Interesting questions... The methods of parsing I'm familiar with use a form of BNF notation for syntax checking, and it keeps 'commands' separate from other keywords, so that command names could be used as variables. It started it syntax and tokenization by first getting the first word in the new line of text, which would be the statement command. It then looked up this 'word' in it's command syntax table, and if it found it, would then parse the remainder of the input line according to that statements unique bnf description. If either the initial statement match check failed or the syntax check of a particular statement failed, the line was then tested against the bnf description of the implied assign statement (ie. a=5). So then it's perfectly ok to code
Code: [Select]
For for = 1 To 5
  Print for
Next for
and it's also ok to code
Code: [Select]
For = Sin(Pi)But... it's NOT ok to use function names this way, as they are checked in the same syntax check as variables are.
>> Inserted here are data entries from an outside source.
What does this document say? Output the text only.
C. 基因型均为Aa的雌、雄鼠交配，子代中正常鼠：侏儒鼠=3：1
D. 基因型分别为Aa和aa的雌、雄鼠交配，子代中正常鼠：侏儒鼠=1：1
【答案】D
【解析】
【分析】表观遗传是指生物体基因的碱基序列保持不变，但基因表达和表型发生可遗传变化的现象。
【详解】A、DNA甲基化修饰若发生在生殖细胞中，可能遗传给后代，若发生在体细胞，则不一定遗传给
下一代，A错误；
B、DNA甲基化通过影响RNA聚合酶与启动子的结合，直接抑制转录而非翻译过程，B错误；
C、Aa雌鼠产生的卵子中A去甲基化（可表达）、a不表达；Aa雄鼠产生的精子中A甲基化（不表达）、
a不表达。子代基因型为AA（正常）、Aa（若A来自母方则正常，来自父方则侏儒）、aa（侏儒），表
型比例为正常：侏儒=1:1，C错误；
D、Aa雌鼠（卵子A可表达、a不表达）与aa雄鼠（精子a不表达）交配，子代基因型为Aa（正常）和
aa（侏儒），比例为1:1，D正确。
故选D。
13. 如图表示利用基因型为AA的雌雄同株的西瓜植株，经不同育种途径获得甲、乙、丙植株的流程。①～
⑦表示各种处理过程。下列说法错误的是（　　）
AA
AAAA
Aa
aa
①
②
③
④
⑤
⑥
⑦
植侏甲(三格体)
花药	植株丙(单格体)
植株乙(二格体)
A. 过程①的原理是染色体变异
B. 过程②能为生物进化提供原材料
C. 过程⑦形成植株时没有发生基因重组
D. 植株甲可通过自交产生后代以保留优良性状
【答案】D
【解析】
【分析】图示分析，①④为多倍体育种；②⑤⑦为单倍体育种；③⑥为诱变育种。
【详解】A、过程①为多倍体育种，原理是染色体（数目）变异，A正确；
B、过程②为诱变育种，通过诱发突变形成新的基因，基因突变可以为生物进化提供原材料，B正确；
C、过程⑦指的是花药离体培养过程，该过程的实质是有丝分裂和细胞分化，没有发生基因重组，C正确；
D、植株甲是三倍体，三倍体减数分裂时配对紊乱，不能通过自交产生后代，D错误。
This is how I would do it if I were creating a basic interpreter. Here is the BNF description for TinyBasic

Code: [Select]
<line> = <number> <statement> <CR>
         <statement> <CR>
<statement> = PRINT <printlist>
              PR <printlist>
              INPUT <varlist>
              LET <var> = <expression>
              <var> = <expression>
              GOTO <expression>
              GOSUB <expression>
              RETURN
              IF <expression> <relop> <expression> THEN <statement>
              IF <expression> <relop> <expression> <statement>
              REM <commentstring>
              CLEAR
              RUN
              RUN <exprlist>
              LIST
              LIST <exprlist>
<printlist> =
              <printitem>
              <printitem> :
              <printitem> <separator> <printlist>
<printitem> = <expression>
              "<characterstring>"
<varlist> = <var>
            <var> , <varlist>
<exprlist> = <expression>
             <expression> , <exprlist>
<expression> = <unsignedexpr>
               + <unsignedexpr>
               - <unsignedexpr>
<unsignedexpr> = <term>
                 <term> + <unsignedexpr>
                 <term> - <unsignedexpr>
<term> = <factor>
         <factor> * <term>
         <factor> / <term>
<factor> = <var>
           <number>
           ( <expression> )
           <function>
<function> = RND ( <expression> )
             USR ( <exprlist> )
<number> = <digit>
           <digit> <number>
<separator> = , | ;
<var> = A | B | ... | Y | Z
<digit> = 0 | 1 2 | ... | 9
<relop> = < | > | = | <= | >= | <> | ><
« Last Edit: December 05, 2013, 07:59:53 PM by JESSEW »
When life throws a planet at you, pull your rip-cord!